# ash tray question



## phantom0670 (Oct 15, 2009)

I think I broke my ash tray shortly after buying my car. I pulled on it until it came out then it wouldn't stay back in. I realized then that you are probably supposed to push and release so it slides out. I took my car in for service for multiple things and they said this wasn't covered. when I got the car back it was in, but now it slides out over time as I drive. so it still isn't fixed.

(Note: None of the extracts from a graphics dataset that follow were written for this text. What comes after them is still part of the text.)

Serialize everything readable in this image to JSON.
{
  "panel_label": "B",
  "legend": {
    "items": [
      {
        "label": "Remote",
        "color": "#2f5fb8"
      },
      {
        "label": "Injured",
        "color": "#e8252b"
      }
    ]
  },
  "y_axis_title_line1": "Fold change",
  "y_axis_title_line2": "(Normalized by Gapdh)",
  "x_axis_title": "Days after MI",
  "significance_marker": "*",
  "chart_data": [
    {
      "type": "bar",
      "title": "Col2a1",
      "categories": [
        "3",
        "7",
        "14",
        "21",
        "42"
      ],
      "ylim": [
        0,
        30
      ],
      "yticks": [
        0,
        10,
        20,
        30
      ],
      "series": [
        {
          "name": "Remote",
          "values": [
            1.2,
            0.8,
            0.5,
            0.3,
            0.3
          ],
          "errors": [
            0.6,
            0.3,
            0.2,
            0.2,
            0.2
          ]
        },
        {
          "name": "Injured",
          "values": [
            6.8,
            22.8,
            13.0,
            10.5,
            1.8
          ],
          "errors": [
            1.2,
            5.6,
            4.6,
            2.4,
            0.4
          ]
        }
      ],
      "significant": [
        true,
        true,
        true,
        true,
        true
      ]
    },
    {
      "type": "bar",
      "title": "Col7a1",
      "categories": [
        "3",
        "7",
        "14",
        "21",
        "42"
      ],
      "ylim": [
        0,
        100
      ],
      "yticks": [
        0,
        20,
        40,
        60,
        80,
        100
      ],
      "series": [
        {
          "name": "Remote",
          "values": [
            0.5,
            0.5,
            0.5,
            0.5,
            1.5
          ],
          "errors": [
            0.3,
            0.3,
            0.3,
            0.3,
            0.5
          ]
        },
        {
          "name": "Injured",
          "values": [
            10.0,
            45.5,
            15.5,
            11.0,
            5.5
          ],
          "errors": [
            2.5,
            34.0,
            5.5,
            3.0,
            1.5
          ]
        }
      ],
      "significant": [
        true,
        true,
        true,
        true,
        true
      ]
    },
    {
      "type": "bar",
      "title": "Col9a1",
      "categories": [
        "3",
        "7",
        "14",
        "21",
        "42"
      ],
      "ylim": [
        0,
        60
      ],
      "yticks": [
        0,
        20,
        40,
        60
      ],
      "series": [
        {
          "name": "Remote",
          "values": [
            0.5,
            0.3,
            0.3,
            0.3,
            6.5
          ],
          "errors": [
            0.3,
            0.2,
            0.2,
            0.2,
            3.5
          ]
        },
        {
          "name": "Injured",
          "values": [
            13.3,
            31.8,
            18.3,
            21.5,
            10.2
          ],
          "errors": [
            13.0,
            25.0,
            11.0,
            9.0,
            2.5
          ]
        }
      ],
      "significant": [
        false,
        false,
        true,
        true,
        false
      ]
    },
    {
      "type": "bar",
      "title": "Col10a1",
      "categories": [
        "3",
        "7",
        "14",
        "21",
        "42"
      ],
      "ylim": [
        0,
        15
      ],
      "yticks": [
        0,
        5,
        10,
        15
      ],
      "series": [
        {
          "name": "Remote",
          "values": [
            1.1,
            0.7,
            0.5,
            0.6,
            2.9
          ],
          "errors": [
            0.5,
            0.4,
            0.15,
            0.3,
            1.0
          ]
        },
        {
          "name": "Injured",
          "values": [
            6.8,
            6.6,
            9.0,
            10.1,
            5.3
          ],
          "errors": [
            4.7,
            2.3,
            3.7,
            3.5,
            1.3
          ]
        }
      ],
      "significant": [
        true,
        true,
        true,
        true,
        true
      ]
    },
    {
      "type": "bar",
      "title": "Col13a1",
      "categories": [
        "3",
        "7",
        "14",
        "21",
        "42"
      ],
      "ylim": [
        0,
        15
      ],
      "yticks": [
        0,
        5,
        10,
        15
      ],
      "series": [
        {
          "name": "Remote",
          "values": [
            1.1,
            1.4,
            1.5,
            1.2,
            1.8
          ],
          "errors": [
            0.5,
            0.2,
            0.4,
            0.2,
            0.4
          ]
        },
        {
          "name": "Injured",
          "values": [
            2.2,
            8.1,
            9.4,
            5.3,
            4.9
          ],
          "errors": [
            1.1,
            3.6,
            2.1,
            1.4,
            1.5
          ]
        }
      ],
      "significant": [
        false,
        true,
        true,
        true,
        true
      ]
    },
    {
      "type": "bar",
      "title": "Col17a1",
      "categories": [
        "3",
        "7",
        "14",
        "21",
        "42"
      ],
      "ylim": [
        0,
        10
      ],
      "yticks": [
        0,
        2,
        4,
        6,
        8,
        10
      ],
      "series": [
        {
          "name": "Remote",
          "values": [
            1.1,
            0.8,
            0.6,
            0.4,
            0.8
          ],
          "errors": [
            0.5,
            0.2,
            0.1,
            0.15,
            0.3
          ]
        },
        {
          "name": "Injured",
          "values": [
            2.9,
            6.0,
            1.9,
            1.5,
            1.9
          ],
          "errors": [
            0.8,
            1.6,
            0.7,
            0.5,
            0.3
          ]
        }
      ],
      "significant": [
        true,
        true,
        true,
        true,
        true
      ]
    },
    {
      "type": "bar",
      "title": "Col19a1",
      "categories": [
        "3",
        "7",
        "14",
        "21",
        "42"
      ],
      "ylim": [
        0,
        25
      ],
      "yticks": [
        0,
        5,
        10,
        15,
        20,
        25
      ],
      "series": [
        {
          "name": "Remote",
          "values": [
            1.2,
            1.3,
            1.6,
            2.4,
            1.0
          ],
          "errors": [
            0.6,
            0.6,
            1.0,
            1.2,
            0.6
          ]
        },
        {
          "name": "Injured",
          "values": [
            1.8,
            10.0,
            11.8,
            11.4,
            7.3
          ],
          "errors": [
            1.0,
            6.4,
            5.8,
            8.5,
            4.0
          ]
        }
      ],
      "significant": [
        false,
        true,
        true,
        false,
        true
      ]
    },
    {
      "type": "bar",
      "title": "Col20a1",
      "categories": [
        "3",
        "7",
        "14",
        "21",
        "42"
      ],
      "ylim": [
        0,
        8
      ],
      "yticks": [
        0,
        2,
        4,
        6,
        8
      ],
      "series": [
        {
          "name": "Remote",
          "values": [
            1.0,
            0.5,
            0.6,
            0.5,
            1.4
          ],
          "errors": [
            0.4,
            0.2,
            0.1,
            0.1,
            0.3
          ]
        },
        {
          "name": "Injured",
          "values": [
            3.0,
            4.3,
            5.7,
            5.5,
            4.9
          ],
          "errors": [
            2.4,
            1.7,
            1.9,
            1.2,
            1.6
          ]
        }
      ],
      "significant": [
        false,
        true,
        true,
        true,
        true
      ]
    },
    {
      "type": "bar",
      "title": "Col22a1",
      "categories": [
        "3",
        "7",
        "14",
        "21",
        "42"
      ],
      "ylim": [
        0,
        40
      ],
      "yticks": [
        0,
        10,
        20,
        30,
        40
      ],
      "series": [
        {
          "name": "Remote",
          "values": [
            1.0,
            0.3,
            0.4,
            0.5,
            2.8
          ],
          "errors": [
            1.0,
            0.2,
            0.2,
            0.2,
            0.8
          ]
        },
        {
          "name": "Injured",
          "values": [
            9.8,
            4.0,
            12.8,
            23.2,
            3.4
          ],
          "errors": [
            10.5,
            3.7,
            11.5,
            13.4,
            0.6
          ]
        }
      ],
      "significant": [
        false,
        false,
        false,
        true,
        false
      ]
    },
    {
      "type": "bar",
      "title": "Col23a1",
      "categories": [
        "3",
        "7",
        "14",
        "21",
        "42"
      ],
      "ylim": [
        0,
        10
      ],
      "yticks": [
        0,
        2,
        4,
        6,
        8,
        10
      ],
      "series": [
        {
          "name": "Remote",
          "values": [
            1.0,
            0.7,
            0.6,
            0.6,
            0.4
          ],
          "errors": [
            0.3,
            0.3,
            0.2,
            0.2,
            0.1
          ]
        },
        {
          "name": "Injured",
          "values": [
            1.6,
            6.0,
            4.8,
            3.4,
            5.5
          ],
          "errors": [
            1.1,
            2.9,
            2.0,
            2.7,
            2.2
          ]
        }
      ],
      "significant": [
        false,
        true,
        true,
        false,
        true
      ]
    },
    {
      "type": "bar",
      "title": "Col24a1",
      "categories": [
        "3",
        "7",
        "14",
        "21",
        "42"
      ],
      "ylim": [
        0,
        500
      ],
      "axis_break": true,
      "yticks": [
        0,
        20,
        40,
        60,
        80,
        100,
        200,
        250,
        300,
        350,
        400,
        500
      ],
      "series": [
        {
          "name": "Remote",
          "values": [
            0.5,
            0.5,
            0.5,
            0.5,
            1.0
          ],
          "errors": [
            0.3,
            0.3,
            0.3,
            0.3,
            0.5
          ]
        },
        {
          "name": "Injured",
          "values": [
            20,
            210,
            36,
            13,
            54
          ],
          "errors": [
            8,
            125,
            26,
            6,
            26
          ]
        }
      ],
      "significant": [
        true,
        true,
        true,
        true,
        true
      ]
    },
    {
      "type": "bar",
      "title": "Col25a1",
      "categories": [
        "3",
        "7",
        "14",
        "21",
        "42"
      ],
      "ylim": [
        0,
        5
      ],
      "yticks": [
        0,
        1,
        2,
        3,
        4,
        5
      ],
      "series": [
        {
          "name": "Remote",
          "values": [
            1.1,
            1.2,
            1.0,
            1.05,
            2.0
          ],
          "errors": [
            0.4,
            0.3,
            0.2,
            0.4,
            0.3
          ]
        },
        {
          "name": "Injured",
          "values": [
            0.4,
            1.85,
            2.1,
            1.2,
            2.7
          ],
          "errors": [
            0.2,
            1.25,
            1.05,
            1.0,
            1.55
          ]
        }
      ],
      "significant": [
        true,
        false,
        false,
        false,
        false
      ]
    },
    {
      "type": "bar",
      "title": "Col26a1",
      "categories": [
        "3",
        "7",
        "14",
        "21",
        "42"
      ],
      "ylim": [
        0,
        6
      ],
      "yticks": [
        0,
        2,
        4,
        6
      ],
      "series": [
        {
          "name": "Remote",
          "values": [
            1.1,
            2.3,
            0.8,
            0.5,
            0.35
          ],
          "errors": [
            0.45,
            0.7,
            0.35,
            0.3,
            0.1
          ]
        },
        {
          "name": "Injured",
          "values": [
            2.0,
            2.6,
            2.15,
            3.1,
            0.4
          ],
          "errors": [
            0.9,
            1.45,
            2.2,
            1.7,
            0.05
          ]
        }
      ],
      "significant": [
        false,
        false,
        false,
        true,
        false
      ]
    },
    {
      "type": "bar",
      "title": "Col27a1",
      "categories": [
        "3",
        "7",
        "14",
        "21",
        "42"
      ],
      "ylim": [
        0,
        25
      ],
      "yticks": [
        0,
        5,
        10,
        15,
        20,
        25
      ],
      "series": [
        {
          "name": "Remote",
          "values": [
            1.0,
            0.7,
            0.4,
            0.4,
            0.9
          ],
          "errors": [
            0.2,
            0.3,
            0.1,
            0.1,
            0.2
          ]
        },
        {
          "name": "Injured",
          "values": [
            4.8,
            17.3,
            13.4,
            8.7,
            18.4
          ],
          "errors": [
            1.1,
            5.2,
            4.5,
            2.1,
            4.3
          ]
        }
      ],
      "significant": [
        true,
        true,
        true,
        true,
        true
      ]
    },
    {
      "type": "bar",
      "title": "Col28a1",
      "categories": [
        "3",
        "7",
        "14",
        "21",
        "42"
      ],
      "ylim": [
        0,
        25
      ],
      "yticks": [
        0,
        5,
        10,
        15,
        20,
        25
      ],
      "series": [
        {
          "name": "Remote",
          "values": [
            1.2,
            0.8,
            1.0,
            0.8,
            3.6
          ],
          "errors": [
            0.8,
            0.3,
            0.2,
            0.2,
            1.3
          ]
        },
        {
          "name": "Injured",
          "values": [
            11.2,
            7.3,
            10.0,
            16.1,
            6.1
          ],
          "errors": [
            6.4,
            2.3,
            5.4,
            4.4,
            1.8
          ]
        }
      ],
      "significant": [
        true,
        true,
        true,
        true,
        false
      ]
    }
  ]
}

am i right that it is designed to be pushed so it then slides out? I have a feeling I will have to tear into the dash to fix this..


----------



## MikeTheDiabetic (Mar 16, 2010)

not sure how to fix your problem but if you get another one let me know where you got it cause i am in desperate need of one


----------



## Rukee (Feb 8, 2007)

Duct tape!


----------



## phantom0670 (Oct 15, 2009)

MikeTheDiabetic said:


> not sure how to fix your problem but if you get another one let me know where you got it cause i am in desperate need of one


I was figuring on just finding one out of a car being parted out if I do get one. I'm just guessing, but its probably $100 and takes 2 months to get new from Australia.



Rukee said:


> Duct tape!


In my camaro I probably would have done something like that..maybe electrical tape though :willy:, but I was trying to keep this car nice for a while :cool

My big question though is does it just slide out or do you push it then pull it out?


----------



## aarons1k (May 23, 2008)

I have a extra storage compartment and yes it slides there is a track on the inside of it that has teeth and that is how it hold its self in ....


----------



## Lautinjr (Mar 27, 2010)

phantom0670 said:


> I think I broke my ash tray shortly after buying my car. I pulled on it until it came out then it wouldn't stay back in. I realized then that you are probably supposed to push and release so it slides out. I took my car in for service for multiple things and they said this wasn't covered. when I got the car back it was in, but now it slides out over time as I drive. so it still isn't fixed.
> 
> am i right that it is designed to be pushed so it then slides out? I have a feeling I will have to tear into the dash to fix this..


Yes you push it and it springs out.


----------